総実労働時間の短縮に向けた取り組みでは、まず、電機連合の「労働時間対策指針」をもとに、適正な時間管理が行われているかどうか、各組合で労使協議する。36協定に関しては、電機連合が政策指標に設定している「特別条項における臨時的業務の限度時間 1カ月:80時間以下、1年:700時間以下」を実現していない組合は積極的に限度時間の引き下げに取り組むとしている。

労働契約法第18条に基づく有期契約労働者の無期転換への対応について、無期転換への対応状況を確認、把握したうえで、無期転換者を正社員とするよう求め、やむを得ず多様な正社員区分を設定する場合は、不合理な労働条件としないことを確認する。

シャープ労組が統一闘争からの離脱を申出

闘争体制では大手13組合で中央闘争組合(中闘組合)を構成。中闘組合は産別方針にしたがい、統一要求基準に設定された同一の水準改善額を会社側に要求し、ストライキの行使を背景に統一決着に向けて交渉を進める。

2016闘争では、東芝労組が業績悪化を理由に、シャープ労組は会社再建中であることを理由にそれぞれ統一闘争から離脱した。シャープについては冒頭、野中委員長があいさつで触れ、「シャープ労組委員長から、再建に向けて職場一丸となって取り組んでおり、社会との約束である早期回復に向けたプログラムの実行を最優先したいとの申出があった」などと述べた。さらに、2017闘争方針の提起のなかで、神保書記長が改めて事情を説明。シャープ労組の統一闘争の対応について、同社労使が経営再建の途上にあることを踏まえ、 ① 2017年闘争でも中闘組合の使命を果たすべく中闘組合の指名は行う ② そのうえで、2017年闘争においては、中闘組合としての役割・責任を凍結する ③ 正式には2月20日の第1回中央闘争委員会で(その旨を)確認する――ことを報告した。

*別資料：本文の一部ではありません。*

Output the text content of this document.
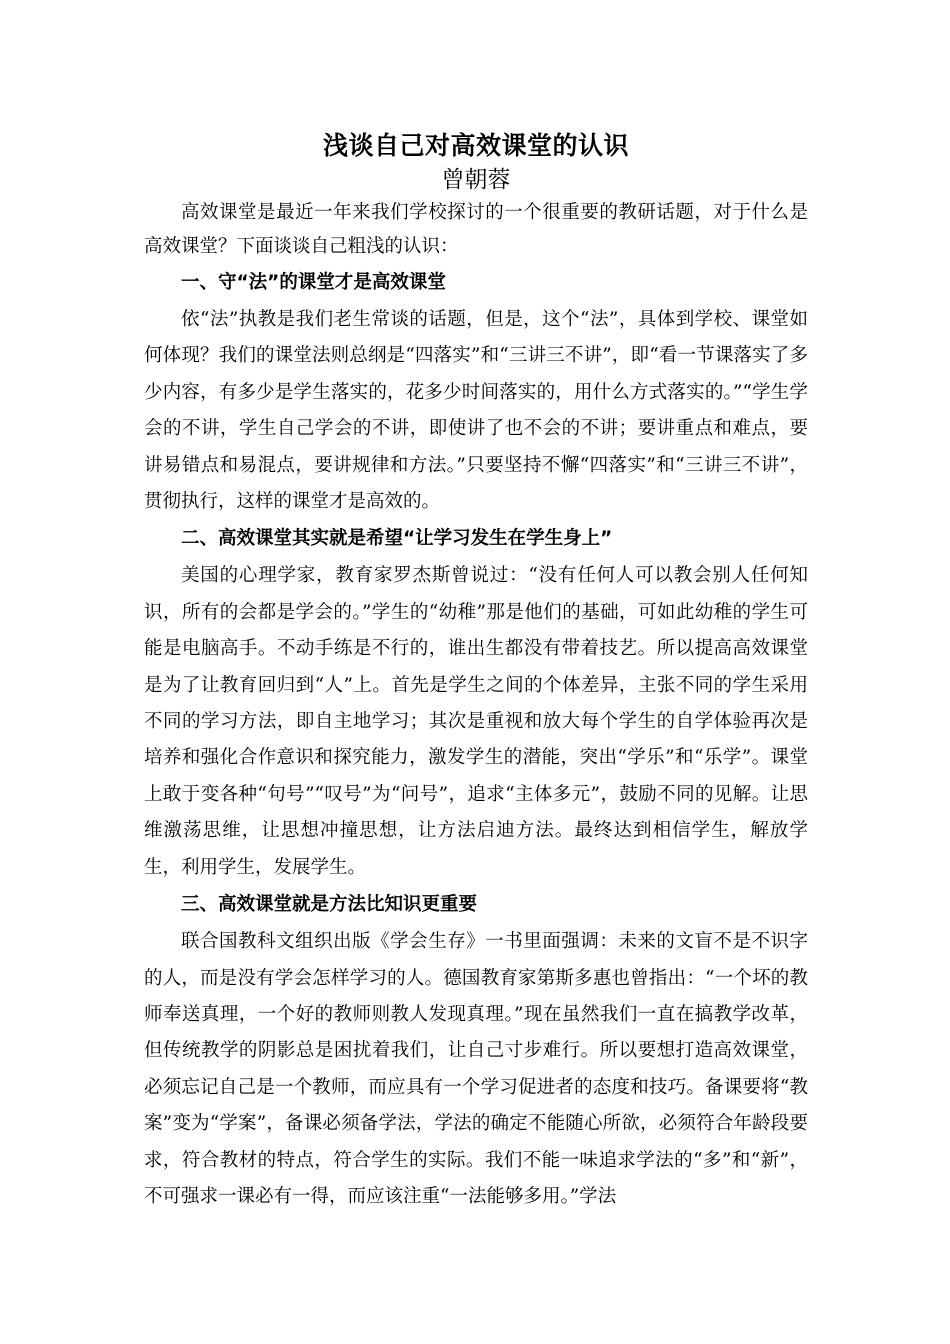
浅谈自己对高效课堂的认识
曾朝蓉

高效课堂是最近一年来我们学校探讨的一个很重要的教研话题，对于什么是高效课堂？下面谈谈自己粗浅的认识：

一、守“法”的课堂才是高效课堂

依“法”执教是我们老生常谈的话题，但是，这个“法”，具体到学校、课堂如何体现？我们的课堂法则总纲是“四落实”和“三讲三不讲”，即“看一节课落实了多少内容，有多少是学生落实的，花多少时间落实的，用什么方式落实的。”“学生学会的不讲，学生自己学会的不讲，即使讲了也不会的不讲；要讲重点和难点，要讲易错点和易混点，要讲规律和方法。”只要坚持不懈“四落实”和“三讲三不讲”，贯彻执行，这样的课堂才是高效的。

二、高效课堂其实就是希望“让学习发生在学生身上”

美国的心理学家，教育家罗杰斯曾说过：“没有任何人可以教会别人任何知识，所有的会都是学会的。”学生的“幼稚”那是他们的基础，可如此幼稚的学生可能是电脑高手。不动手练是不行的，谁出生都没有带着技艺。所以提高高效课堂是为了让教育回归到“人”上。首先是学生之间的个体差异，主张不同的学生采用不同的学习方法，即自主地学习；其次是重视和放大每个学生的自学体验再次是培养和强化合作意识和探究能力，激发学生的潜能，突出“学乐”和“乐学”。课堂上敢于变各种“句号”“叹号”为“问号”，追求“主体多元”，鼓励不同的见解。让思维激荡思维，让思想冲撞思想，让方法启迪方法。最终达到相信学生，解放学生，利用学生，发展学生。

三、高效课堂就是方法比知识更重要

联合国教科文组织出版《学会生存》一书里面强调：未来的文盲不是不识字的人，而是没有学会怎样学习的人。德国教育家第斯多惠也曾指出：“一个坏的教师奉送真理，一个好的教师则教人发现真理。”现在虽然我们一直在搞教学改革，但传统教学的阴影总是困扰着我们，让自己寸步难行。所以要想打造高效课堂，必须忘记自己是一个教师，而应具有一个学习促进者的态度和技巧。备课要将“教案”变为“学案”，备课必须备学法，学法的确定不能随心所欲，必须符合年龄段要求，符合教材的特点，符合学生的实际。我们不能一味追求学法的“多”和“新”，不可强求一课必有一得，而应该注重“一法能够多用。”学法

東芝労組の動向については、野中委員長は事前の会見で、「第3四半期決算をみてみないと何とも言えない」とするとともに、「何とか社会の信頼を取り戻そうと構造改革を行い、純利益の通期見通しが1,450億円まで回復した。組合員も昨年、がまんしてやっとここまできて、それに何とか報いたいという気持ちは会社も組合も同じだろう。複雑な感情が入り交じって協議しているのだと思う。東芝労組の決断を第1に考えたい」と説明した。

働き方改革への対応や職場環境改善に向けた意見が

闘争方針の質疑では、長時間労働の是正などの働き方改革への対応や職場環境改善に労組が積極的に関わる姿勢を示す発言が目立った。政府が進める「働き方改革実現会議」の議論について、全富士通労連は「政治が果たす役割は、社会の仕組みにある問題を解消すること」と前置きしたうえで、「職場で労使が知恵を出し合いながら制度をつくり運用してきている労使の立場を担保されるとともに、働く者の代表である私たちの意向が最優先に議論に反映されるよう連合や組織内議員、協力議員を通じた電機連合の力の発揮をお願いしたい」と要請した。

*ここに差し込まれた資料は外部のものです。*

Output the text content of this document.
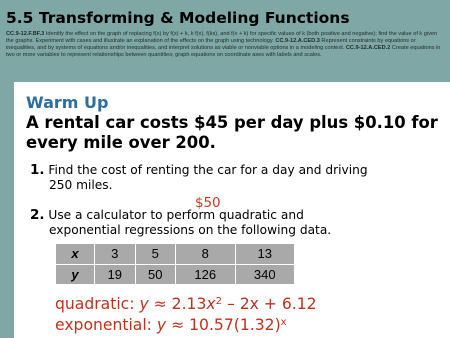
5.5 Transforming & Modeling Functions
CC.9-12.F.BF.3 Identify the effect on the graph of replacing f(x) by f(x) + k, k f(x), f(kx), and f(x + k) for specific values of k (both positive and negative); find the value of k given the graphs. Experiment with cases and illustrate an explanation of the effects on the graph using technology. CC.9-12.A.CED.3 Represent constraints by equations or inequalities, and by systems of equations and/or inequalities, and interpret solutions as viable or nonviable options in a modeling context. CC.9-12.A.CED.2 Create equations in two or more variables to represent relationships between quantities; graph equations on coordinate axes with labels and scales.
Warm Up
A rental car costs $45 per day plus $0.10 for every mile over 200.
1. Find the cost of renting the car for a day and driving
250 miles.
$50
2. Use a calculator to perform quadratic and
exponential regressions on the following data.
x	3	5	8	13
y	19	50	126	340
quadratic: $y \approx 2.13x^2 - 2x + 6.12$
exponential: $y \approx 10.57(1.32)^x$
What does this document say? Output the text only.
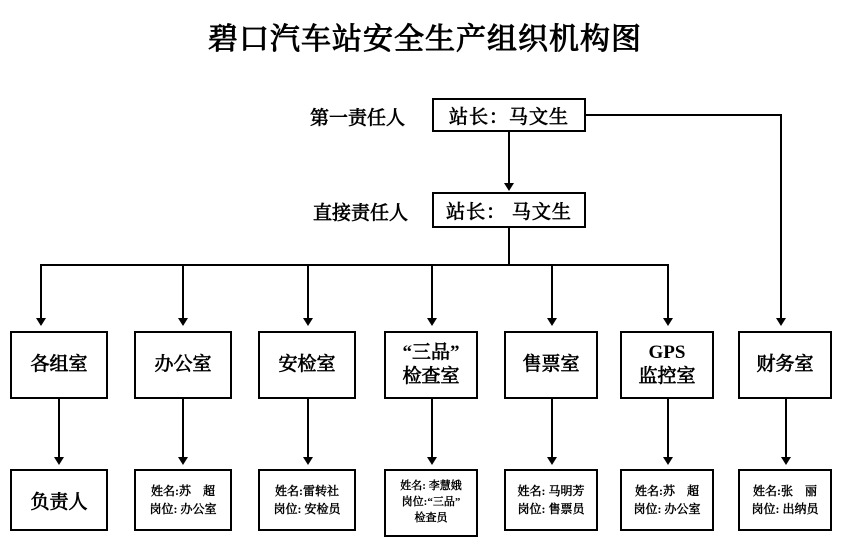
碧口汽车站安全生产组织机构图
第一责任人	站长：马文生
直接责任人	站长： 马文生
各组室	办公室	安检室
“三品”
检查室
售票室
GPS
监控室
财务室
负责人
姓名:苏　超
岗位: 办公室
姓名:雷转社
岗位: 安检员
姓名: 李慧娥
岗位:“三品”
检查员
姓名: 马明芳
岗位: 售票员
姓名:苏　超
岗位: 办公室
姓名:张　丽
岗位: 出纳员
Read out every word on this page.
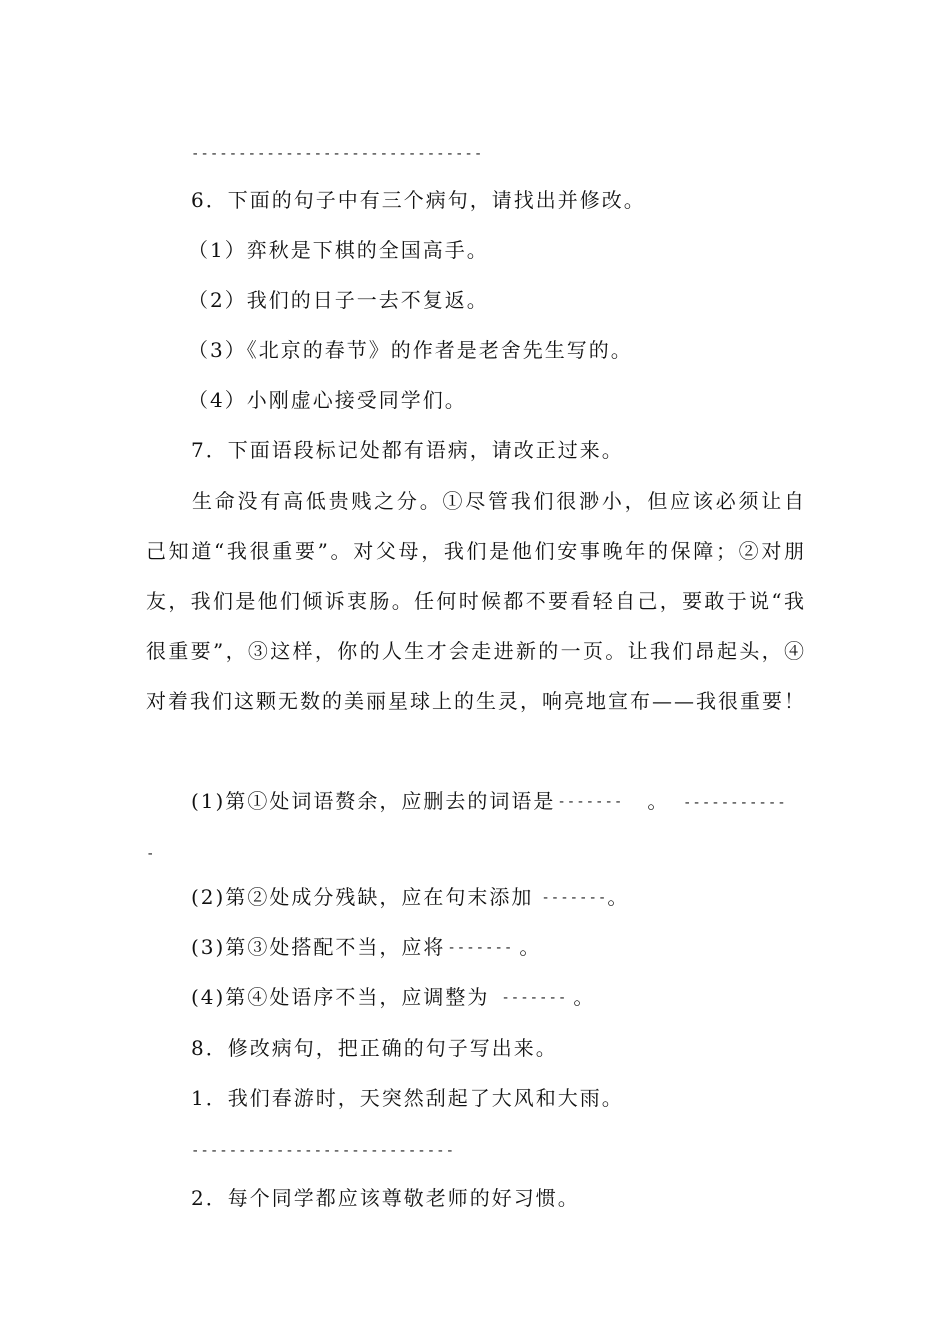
-------------------------------
6．下面的句子中有三个病句，请找出并修改。
（1）弈秋是下棋的全国高手。
（2）我们的日子一去不复返。
（3）《北京的春节》的作者是老舍先生写的。
（4）小刚虚心接受同学们。
7．下面语段标记处都有语病，请改正过来。

生命没有高低贵贱之分。①尽管我们很渺小，但应该必须让自己知道“我很重要”。对父母，我们是他们安事晚年的保障；②对朋友，我们是他们倾诉衷肠。任何时候都不要看轻自己，要敢于说“我很重要”，③这样，你的人生才会走进新的一页。让我们昂起头，④对着我们这颗无数的美丽星球上的生灵，响亮地宣布——我很重要！

(1)第①处词语赘余，应删去的词语是 ------- 。 -----------
-
(2)第②处成分残缺，应在句末添加 -------。
(3)第③处搭配不当，应将 ------- 。
(4)第④处语序不当，应调整为 ------- 。
8．修改病句，把正确的句子写出来。
1．我们春游时，天突然刮起了大风和大雨。
----------------------------
2．每个同学都应该尊敬老师的好习惯。
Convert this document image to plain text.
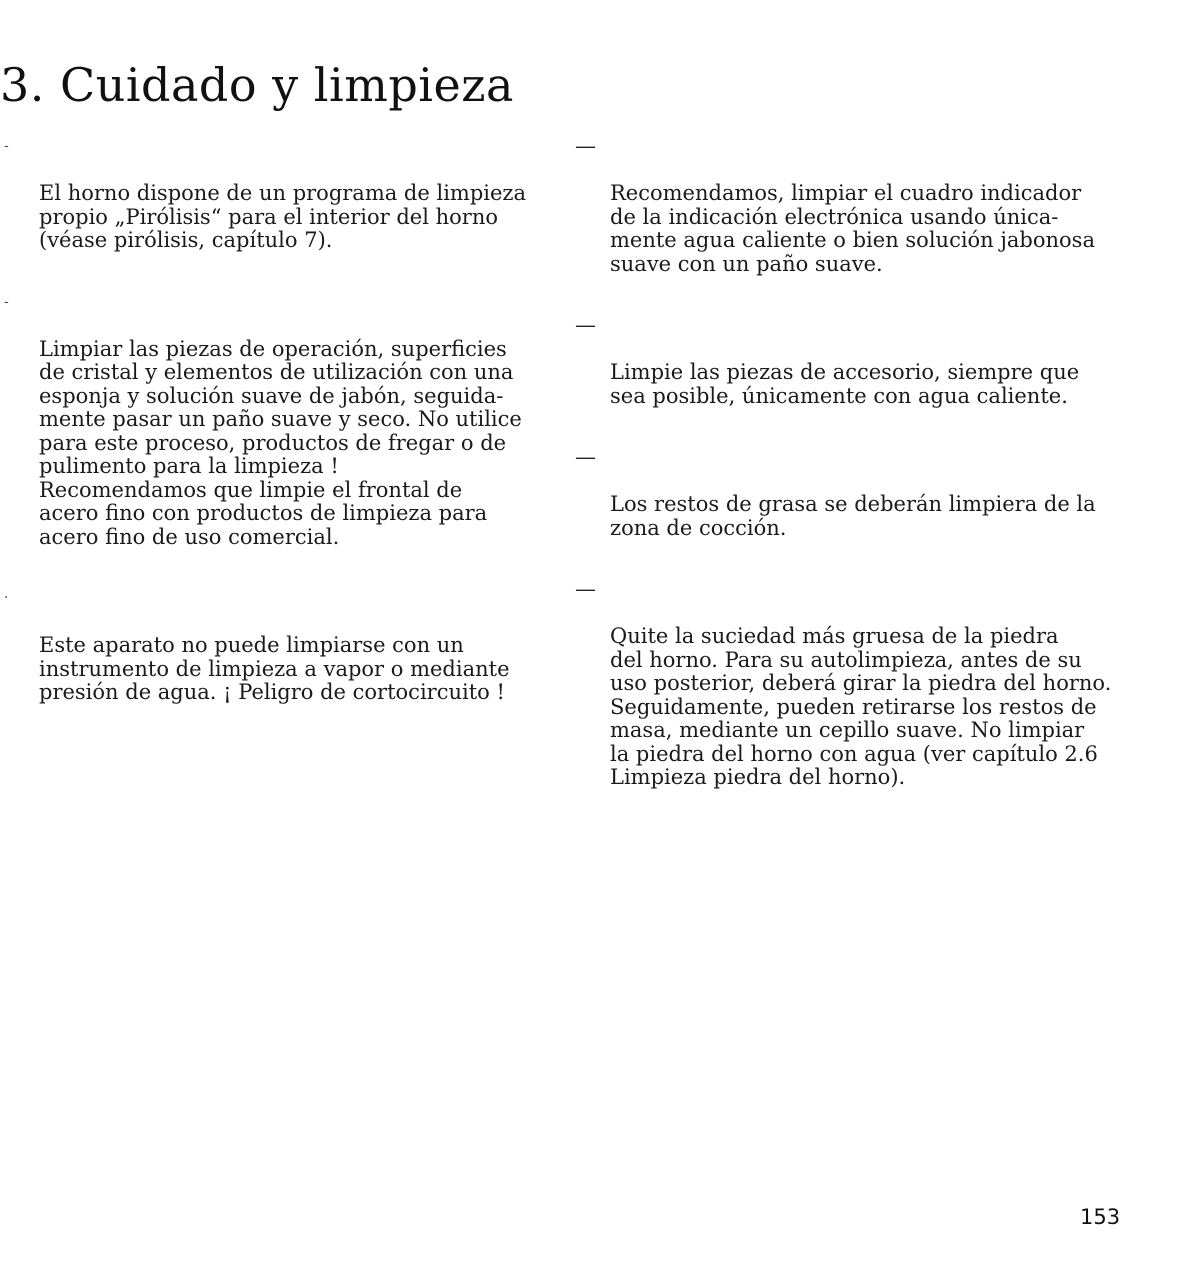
3. Cuidado y limpieza

-

El horno dispone de un programa de limpieza
propio „Pirólisis“ para el interior del horno
(véase pirólisis, capítulo 7).

-

Limpiar las piezas de operación, superficies
de cristal y elementos de utilización con una
esponja y solución suave de jabón, seguida-
mente pasar un paño suave y seco. No utilice
para este proceso, productos de fregar o de
pulimento para la limpieza !
Recomendamos que limpie el frontal de
acero fino con productos de limpieza para
acero fino de uso comercial.

·

Este aparato no puede limpiarse con un
instrumento de limpieza a vapor o mediante
presión de agua. ¡ Peligro de cortocircuito !

—

Recomendamos, limpiar el cuadro indicador
de la indicación electrónica usando única-
mente agua caliente o bien solución jabonosa
suave con un paño suave.

—

Limpie las piezas de accesorio, siempre que
sea posible, únicamente con agua caliente.

—

Los restos de grasa se deberán limpiera de la
zona de cocción.

—

Quite la suciedad más gruesa de la piedra
del horno. Para su autolimpieza, antes de su
uso posterior, deberá girar la piedra del horno.
Seguidamente, pueden retirarse los restos de
masa, mediante un cepillo suave. No limpiar
la piedra del horno con agua (ver capítulo 2.6
Limpieza piedra del horno).

153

NECグループ連合は「働き方改革は、様々な角度からアプローチをしないと実現できず、文化や慣習、個人の意識といった目に見えないものを変えていかなくてはならない」としながら、「労働の大切さや働くことの喜びを広く伝えていくことも労働組合の役割。働くことがネガティブなイメージにならないよう活動していかねばならない」と強調。パナソニックグループ労連も、「(自分たちの)仕事を進めていくに当たって、自信が持てていない」ことに言及しながら、「仕事や人間関係を通じて成長していく実感があったり、自分の仕事をやり遂げることが会社や自分にとって良いことにつながるようにできているかが問題だ」と指摘した。

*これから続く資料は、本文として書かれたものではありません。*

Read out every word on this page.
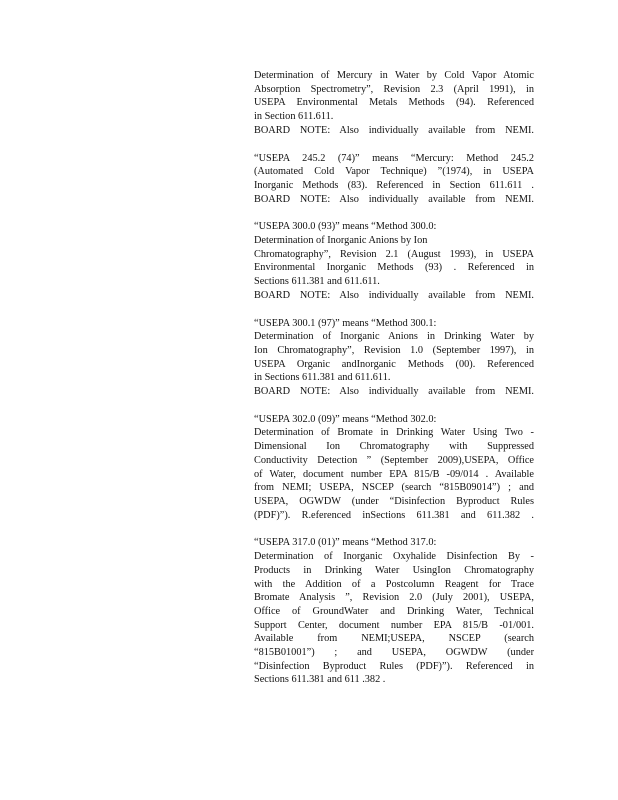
Determination of Mercury in Water by Cold Vapor Atomic
Absorption Spectrometry”, Revision 2.3 (April 1991), in
USEPA Environmental Metals Methods (94). Referenced
in Section 611.611.
BOARD NOTE: Also individually available from NEMI.
“USEPA 245.2 (74)” means “Mercury: Method 245.2
(Automated Cold Vapor Technique) ”(1974), in USEPA
Inorganic Methods (83). Referenced in Section 611.611 .
BOARD NOTE: Also individually available from NEMI.
“USEPA 300.0 (93)” means “Method 300.0:
Determination of Inorganic Anions by Ion
Chromatography”, Revision 2.1 (August 1993), in USEPA
Environmental Inorganic Methods (93) . Referenced in
Sections 611.381 and 611.611.
BOARD NOTE: Also individually available from NEMI.
“USEPA 300.1 (97)” means “Method 300.1:
Determination of Inorganic Anions in Drinking Water by
Ion Chromatography”, Revision 1.0 (September 1997), in
USEPA Organic andInorganic Methods (00). Referenced
in Sections 611.381 and 611.611.
BOARD NOTE: Also individually available from NEMI.
“USEPA 302.0 (09)” means “Method 302.0:
Determination of Bromate in Drinking Water Using Two -
Dimensional Ion Chromatography with Suppressed
Conductivity Detection ” (September 2009),USEPA, Office
of Water, document number EPA 815/B -09/014 . Available
from NEMI; USEPA, NSCEP (search “815B09014”) ; and
USEPA, OGWDW (under “Disinfection Byproduct Rules
(PDF)”). R.eferenced inSections 611.381 and 611.382 .
“USEPA 317.0 (01)” means “Method 317.0:
Determination of Inorganic Oxyhalide Disinfection By -
Products in Drinking Water UsingIon Chromatography
with the Addition of a Postcolumn Reagent for Trace
Bromate Analysis ”, Revision 2.0 (July 2001), USEPA,
Office of GroundWater and Drinking Water, Technical
Support Center, document number EPA 815/B -01/001.
Available from NEMI;USEPA, NSCEP (search
“815B01001”) ; and USEPA, OGWDW (under
“Disinfection Byproduct Rules (PDF)”). Referenced in
Sections 611.381 and 611 .382 .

一方、日立グループ連合は、昨年来掲げているサプライチェーンの各プロセス・分野の企業で適切な付加価値が確保されることを目指す「付加価値の適正循環」の取り組みについて、「この取り組みは働き方や賃金格差の圧縮、非正規労働者の処遇改善にもつながるベースとなるものだ」と評価したうえで、「単に企業グループ内だけでなく、できればユーザー・消費者に対してもメッセージとなるよう社会的なアピールをお願いしたい」と訴えた。

なお、加盟組合は2月16日までに要求書を経営側に提出し、本格的な交渉がスタートする。